Religion & Conviction
As she wandered amongst the gardens of her home as a child, Helen’s mind also began to wander. What drove life and the world around her, she wondered. When she asked her parents, they answered that Nature had created earth and sky and water and all living creatures. “This satisfied me for a time,” wrote Helen, “and I was happy among the rose-trees of my mother’s garden, or on the bank of a river, or out in the daisy-prained fields.”[i]
As time wore on, and Helen grew, this simple answer did not suffice. Helen rationalized that the same forces of nature that created a thunderstorm or helped turn a caterpillar into a butterfly were not present when her mother combined ingredients to make hot cakes.[ii] This created a lonely feeling in Helen that Nature was “no more concerned with me or those I loved than with a twig or a fly, and this awoke in me something akin to resentment.”[iii]
Moving away from nature as an explanation for all things, Helen began to question God’s role in the world around her. “Friends tried to tell me He was the Creator, and that He was everywhere, that He knew all the needs, joys, and sorrows of every human life, and nothing happened without his foreknowledge and providence.”[iv] Helen was drawn irresistibly to such a “glorious, lovable Being” as God, but felt she truly did not understand him.[v] Bishop Philip Brooks, a dear friend to Helen, helped in this understanding.
With his “simple soul-stirring words,” Bishop Brooks helped Helen to “grasp the central truth that God is Love, and that His Love is the ‘Light of all men.’”[vi] The numerous religions and denominations of the world, however, perplexed Helen. Bishop Brooks rationalized, “There is one universal religion, Helen - the religion of love. Love your Heavenly Father with your whole heart and soul, love every child of God as much as ever you can, and remember that the possibilities of good are greater than the possibilities of evil; and you have the key to Heaven.”[vii]

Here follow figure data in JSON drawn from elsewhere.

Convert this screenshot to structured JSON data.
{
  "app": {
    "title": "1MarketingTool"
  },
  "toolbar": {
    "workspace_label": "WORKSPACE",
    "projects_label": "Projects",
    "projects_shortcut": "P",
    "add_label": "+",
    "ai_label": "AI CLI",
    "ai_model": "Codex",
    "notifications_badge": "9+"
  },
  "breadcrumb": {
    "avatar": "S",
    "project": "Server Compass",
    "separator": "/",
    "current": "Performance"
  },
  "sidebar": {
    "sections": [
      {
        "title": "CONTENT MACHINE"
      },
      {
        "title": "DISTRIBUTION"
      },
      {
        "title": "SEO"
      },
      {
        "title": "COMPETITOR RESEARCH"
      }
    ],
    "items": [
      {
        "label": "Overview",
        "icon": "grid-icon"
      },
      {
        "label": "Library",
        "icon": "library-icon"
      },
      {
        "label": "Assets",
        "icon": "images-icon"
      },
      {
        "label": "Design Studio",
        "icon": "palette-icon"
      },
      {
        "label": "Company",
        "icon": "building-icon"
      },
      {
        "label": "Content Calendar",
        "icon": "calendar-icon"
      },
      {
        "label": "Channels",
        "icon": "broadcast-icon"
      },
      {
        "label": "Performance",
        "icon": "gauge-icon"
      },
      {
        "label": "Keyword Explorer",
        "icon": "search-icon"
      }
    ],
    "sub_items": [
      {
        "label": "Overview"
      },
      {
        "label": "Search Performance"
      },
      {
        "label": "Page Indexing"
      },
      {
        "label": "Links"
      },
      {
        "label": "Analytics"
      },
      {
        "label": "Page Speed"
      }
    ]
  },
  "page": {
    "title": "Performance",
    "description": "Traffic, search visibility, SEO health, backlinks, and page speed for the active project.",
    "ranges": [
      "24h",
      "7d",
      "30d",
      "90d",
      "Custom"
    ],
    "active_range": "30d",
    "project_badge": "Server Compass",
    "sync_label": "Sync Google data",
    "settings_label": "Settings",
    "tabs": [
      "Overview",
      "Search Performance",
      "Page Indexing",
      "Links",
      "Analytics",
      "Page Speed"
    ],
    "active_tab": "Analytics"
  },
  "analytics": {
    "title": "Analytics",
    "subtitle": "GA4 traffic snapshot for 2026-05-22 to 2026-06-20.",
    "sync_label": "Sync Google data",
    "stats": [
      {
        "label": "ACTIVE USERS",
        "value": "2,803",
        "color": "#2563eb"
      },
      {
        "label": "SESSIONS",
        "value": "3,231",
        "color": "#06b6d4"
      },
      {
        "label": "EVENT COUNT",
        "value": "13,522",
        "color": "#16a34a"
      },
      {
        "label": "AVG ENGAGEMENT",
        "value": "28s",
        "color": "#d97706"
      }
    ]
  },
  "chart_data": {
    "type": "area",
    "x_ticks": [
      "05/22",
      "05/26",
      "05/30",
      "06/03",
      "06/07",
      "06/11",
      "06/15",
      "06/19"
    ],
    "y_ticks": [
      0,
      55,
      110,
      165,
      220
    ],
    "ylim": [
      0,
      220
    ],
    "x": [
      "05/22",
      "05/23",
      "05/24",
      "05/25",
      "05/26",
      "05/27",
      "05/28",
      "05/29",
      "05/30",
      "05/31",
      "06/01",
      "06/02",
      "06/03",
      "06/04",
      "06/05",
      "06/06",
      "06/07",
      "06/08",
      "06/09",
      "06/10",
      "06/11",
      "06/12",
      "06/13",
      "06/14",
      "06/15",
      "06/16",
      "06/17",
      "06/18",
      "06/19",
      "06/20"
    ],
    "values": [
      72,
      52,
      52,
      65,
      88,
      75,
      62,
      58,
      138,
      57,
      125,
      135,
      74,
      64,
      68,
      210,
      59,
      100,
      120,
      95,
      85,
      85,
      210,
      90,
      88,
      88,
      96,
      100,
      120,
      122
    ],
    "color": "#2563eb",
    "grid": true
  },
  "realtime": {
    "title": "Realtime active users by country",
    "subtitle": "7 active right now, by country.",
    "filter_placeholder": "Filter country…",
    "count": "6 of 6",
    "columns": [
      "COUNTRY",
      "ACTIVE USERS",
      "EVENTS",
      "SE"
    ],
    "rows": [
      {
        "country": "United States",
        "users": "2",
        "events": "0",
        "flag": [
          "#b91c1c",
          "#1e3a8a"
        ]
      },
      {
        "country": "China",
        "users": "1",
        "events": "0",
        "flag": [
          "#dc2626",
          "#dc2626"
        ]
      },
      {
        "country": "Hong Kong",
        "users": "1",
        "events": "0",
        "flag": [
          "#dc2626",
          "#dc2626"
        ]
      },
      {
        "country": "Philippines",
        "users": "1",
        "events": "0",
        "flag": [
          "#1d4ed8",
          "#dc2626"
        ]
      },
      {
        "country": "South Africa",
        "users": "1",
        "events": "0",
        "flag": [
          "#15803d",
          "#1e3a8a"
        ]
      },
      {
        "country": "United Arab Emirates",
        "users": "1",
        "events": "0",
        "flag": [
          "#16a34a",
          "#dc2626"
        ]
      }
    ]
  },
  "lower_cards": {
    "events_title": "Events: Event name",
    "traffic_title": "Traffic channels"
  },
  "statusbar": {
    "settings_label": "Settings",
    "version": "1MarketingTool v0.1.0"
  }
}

From these moving word, Helen’s life, personality, and purpose were altered eternally. Using her indifferent mind and thoughts, Helen attempted to teach others about the benefits of faith, regardless of religion or denomination. In doing so, Helen traveled the world until her soul’s departure, teaching others to love their fellow man, regardless of race, creed, class or disability.
True Helen was blind and deaf to the world, but she was never blind to the love and good of the people in it. This was Helen’s faith - an eternal light in her darkness, and a bell in her silence - shining and ringing against the ills of the world that she knew could be conquered.
[i]Helen Keller, Light in My Darkness, (West Chester: Chrysalis Books, 1994), pg. 29.
[ii]Keller, Light in My Darkness, pg. 30.
[iii]Keller, Light in My Darkness, pg. 31.
[iv]Keller, Light in My Darkness, pg. 32.
[v]Keller, Light in My Darkness, pg. 32.
[vi]Keller, Light in My Darkness, pg. 32.
[vii]Keller, The Story of My Life, pg. 134.